Y	Hacker News new \| ask \| show \| jobs

by stetrain 1022 days ago

Not a copyright lawyer, but if we take the AI out of it then derivative works, fair use, etc. are already a grey area. It's a thing that gets argued about all the time in court cases.

If I train a model that given the input "When Mr. Bilbo Baggins" produces the entirety of The Lord of the Rings trilogy and release it, I have probably infringed copyright.

If I train a model that produces some generic paragraphs about "mountains" and "dragons" but contains no meaningful direct quotes or phrases, then that probably isn't a violation on its own. Those words appear in Tolkien's works but are not themselves enough to copyright.

If to train that model it is demonstrated that I copied Tolkien's works in a way not allowed for by the copyright license, (ie buying the book once and copying their text thousands of times across servers to train an AI model) then perhaps I have violated copyright in the interim steps even if the output of my model is no longer consider a copy of the original works.
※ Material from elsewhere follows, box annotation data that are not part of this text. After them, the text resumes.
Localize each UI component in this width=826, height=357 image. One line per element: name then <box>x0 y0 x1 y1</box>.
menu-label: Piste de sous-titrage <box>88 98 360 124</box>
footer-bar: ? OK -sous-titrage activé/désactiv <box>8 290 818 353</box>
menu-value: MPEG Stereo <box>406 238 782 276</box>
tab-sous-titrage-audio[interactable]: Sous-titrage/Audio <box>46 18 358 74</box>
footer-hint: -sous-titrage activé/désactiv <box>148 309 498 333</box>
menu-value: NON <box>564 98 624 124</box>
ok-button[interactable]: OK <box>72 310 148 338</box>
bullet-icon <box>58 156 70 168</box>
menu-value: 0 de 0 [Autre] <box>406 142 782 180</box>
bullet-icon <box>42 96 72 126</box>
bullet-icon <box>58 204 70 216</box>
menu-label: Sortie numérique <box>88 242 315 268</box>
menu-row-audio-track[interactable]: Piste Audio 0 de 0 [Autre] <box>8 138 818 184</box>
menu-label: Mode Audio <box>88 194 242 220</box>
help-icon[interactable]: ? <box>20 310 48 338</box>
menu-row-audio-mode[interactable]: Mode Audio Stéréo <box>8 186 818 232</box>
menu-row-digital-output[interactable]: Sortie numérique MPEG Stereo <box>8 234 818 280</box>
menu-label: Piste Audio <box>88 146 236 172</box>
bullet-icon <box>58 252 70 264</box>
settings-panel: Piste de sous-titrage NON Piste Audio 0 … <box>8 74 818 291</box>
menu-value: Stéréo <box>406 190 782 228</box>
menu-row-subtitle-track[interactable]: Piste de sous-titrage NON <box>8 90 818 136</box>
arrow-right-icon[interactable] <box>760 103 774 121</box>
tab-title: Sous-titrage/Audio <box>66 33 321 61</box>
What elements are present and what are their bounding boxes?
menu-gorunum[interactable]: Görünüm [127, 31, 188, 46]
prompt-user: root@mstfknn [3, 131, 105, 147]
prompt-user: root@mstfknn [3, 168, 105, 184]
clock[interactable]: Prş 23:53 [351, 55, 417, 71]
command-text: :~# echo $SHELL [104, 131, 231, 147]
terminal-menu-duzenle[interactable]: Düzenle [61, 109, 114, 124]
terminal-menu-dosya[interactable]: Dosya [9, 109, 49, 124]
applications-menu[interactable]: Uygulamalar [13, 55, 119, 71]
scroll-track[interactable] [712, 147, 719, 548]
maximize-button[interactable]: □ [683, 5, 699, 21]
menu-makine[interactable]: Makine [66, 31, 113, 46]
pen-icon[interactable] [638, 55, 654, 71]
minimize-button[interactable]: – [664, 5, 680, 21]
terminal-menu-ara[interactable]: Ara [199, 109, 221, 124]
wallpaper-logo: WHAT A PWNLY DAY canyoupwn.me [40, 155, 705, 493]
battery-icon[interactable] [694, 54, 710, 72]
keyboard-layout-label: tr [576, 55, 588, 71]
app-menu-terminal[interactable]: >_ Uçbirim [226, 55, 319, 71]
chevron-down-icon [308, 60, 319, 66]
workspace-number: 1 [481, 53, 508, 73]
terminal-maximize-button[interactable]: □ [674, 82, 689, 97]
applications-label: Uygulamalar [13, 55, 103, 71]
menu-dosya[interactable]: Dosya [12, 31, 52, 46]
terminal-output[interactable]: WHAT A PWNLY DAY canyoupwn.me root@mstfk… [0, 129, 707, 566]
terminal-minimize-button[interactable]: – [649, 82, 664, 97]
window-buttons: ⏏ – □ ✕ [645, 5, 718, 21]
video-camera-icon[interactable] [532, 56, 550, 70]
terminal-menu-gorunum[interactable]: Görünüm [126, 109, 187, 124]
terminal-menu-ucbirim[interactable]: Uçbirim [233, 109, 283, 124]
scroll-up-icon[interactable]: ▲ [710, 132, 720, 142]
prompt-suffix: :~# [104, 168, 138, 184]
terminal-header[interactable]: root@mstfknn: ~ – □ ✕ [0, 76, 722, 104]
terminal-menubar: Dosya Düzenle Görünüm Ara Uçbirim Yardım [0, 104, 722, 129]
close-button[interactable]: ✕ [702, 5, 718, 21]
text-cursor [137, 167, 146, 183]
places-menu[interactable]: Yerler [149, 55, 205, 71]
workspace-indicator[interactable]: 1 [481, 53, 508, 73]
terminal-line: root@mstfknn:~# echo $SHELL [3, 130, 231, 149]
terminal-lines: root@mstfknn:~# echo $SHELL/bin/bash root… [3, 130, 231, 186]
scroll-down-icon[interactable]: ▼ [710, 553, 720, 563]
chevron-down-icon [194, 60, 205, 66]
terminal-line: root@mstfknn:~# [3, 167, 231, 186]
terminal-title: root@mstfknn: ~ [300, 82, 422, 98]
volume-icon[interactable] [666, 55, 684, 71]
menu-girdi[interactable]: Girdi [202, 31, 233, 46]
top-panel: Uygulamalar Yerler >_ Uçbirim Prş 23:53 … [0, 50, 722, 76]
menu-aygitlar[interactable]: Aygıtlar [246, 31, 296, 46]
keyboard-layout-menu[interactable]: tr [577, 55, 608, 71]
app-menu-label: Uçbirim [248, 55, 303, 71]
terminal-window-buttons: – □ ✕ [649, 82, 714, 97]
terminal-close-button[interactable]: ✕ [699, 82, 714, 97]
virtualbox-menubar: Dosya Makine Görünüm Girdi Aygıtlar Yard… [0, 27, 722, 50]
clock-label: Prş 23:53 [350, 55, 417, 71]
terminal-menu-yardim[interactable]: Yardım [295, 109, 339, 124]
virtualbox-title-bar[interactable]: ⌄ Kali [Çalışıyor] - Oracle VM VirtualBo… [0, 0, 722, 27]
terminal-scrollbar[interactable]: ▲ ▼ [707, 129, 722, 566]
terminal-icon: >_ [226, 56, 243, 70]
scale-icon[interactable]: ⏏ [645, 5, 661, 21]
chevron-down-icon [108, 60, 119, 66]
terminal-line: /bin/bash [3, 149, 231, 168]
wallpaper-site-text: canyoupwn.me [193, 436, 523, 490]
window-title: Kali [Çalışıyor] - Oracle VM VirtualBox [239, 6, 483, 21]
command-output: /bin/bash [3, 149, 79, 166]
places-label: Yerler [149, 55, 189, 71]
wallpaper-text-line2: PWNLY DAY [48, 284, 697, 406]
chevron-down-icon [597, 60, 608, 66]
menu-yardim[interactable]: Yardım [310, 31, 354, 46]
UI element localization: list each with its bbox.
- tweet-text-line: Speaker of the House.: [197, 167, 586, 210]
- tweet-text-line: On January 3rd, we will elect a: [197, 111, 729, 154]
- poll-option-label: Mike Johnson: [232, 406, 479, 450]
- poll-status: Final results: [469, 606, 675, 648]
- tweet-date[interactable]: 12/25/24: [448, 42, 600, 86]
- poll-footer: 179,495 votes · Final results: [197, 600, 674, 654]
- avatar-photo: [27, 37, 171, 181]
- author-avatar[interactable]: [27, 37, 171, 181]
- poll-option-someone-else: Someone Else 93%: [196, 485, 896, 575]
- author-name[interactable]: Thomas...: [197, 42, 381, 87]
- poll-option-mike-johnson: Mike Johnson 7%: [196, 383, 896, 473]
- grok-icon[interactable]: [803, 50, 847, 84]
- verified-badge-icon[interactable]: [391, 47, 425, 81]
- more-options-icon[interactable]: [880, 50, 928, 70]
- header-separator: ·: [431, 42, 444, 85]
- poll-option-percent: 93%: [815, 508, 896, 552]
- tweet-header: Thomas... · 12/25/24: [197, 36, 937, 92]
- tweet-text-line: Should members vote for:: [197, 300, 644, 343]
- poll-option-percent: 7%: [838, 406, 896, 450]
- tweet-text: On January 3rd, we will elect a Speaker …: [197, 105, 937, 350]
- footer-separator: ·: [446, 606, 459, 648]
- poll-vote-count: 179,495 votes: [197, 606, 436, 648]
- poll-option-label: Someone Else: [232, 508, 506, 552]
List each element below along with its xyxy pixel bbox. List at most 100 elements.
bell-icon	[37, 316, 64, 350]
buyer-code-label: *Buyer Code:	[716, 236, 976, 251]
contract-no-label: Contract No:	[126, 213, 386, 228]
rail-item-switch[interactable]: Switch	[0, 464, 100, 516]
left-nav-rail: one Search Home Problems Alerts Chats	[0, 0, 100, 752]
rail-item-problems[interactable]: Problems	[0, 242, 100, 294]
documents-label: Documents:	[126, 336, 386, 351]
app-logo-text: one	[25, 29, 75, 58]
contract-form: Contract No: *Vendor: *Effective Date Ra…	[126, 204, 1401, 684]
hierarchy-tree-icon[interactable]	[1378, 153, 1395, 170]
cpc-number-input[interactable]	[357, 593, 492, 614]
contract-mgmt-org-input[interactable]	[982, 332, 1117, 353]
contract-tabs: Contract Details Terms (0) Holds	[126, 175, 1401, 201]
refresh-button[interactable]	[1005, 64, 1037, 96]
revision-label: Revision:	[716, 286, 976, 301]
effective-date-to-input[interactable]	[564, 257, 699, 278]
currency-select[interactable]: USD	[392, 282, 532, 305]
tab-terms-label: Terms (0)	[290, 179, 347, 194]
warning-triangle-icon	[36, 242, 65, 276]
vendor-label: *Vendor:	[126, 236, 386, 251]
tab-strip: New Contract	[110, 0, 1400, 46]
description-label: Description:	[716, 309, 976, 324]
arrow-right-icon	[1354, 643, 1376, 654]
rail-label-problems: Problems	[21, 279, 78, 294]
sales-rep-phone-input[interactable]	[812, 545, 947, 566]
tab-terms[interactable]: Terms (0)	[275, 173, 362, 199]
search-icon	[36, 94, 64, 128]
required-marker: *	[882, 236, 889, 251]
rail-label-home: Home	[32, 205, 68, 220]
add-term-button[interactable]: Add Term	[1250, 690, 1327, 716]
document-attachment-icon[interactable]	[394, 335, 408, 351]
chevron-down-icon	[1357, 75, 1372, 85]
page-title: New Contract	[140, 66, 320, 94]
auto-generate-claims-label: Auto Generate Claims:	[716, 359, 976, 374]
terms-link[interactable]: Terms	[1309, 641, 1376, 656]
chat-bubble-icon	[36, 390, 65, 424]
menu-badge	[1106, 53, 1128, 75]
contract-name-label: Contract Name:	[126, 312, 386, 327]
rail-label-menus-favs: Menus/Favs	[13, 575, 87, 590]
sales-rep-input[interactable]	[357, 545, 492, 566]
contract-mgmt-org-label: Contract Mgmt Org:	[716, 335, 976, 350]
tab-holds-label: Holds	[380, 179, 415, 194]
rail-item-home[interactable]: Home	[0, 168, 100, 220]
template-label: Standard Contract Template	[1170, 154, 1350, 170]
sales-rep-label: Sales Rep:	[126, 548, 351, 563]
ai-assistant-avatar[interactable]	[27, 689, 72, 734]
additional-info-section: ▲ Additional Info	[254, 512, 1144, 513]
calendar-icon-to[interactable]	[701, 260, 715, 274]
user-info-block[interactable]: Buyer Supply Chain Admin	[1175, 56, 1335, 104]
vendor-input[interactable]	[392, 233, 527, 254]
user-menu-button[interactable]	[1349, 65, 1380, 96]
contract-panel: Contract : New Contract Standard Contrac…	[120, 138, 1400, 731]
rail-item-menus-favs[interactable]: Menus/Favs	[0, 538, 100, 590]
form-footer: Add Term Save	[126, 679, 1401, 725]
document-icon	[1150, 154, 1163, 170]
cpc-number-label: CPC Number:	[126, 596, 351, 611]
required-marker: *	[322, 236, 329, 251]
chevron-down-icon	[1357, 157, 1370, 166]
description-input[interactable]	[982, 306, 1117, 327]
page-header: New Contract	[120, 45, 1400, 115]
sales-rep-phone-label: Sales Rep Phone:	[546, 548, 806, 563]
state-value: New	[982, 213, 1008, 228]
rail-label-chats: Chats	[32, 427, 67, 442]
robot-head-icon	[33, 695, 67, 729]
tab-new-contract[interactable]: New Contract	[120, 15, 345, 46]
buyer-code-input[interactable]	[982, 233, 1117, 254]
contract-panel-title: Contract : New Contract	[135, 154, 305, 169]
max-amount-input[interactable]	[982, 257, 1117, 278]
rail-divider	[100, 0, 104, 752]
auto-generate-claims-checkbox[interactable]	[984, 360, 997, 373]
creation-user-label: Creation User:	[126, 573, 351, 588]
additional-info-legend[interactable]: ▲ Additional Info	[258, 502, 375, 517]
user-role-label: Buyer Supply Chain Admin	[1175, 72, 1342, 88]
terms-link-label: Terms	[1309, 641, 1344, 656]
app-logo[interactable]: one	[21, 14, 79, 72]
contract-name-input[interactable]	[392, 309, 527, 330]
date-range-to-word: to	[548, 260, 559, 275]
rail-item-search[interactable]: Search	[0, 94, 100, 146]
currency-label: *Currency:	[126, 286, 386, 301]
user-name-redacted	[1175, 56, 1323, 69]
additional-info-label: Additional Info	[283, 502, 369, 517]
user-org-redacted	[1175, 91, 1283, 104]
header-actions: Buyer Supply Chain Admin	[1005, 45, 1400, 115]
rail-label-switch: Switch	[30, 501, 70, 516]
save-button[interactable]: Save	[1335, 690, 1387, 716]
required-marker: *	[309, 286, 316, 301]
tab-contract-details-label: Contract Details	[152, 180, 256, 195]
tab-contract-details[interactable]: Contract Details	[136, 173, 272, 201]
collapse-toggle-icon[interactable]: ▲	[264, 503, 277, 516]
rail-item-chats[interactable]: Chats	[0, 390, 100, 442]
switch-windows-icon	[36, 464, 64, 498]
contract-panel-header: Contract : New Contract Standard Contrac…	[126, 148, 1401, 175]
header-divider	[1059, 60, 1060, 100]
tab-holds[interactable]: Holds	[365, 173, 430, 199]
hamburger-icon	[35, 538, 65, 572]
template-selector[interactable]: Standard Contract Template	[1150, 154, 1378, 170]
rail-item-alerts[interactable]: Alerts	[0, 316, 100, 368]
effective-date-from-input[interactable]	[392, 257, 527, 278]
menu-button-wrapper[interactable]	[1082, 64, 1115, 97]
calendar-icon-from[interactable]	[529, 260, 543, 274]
I don't think there are black and white answers here. At one point does a chopped up and statisticized copyrighted work become no longer a copyrighted work? Can you train a model on something without first copying that thing in a way that violates copyright law?

These are squishy human concepts that get decided by humans in courtrooms and legislative bodies. I don't think the details of the math involved are going to make a big difference in the eventual outcomes.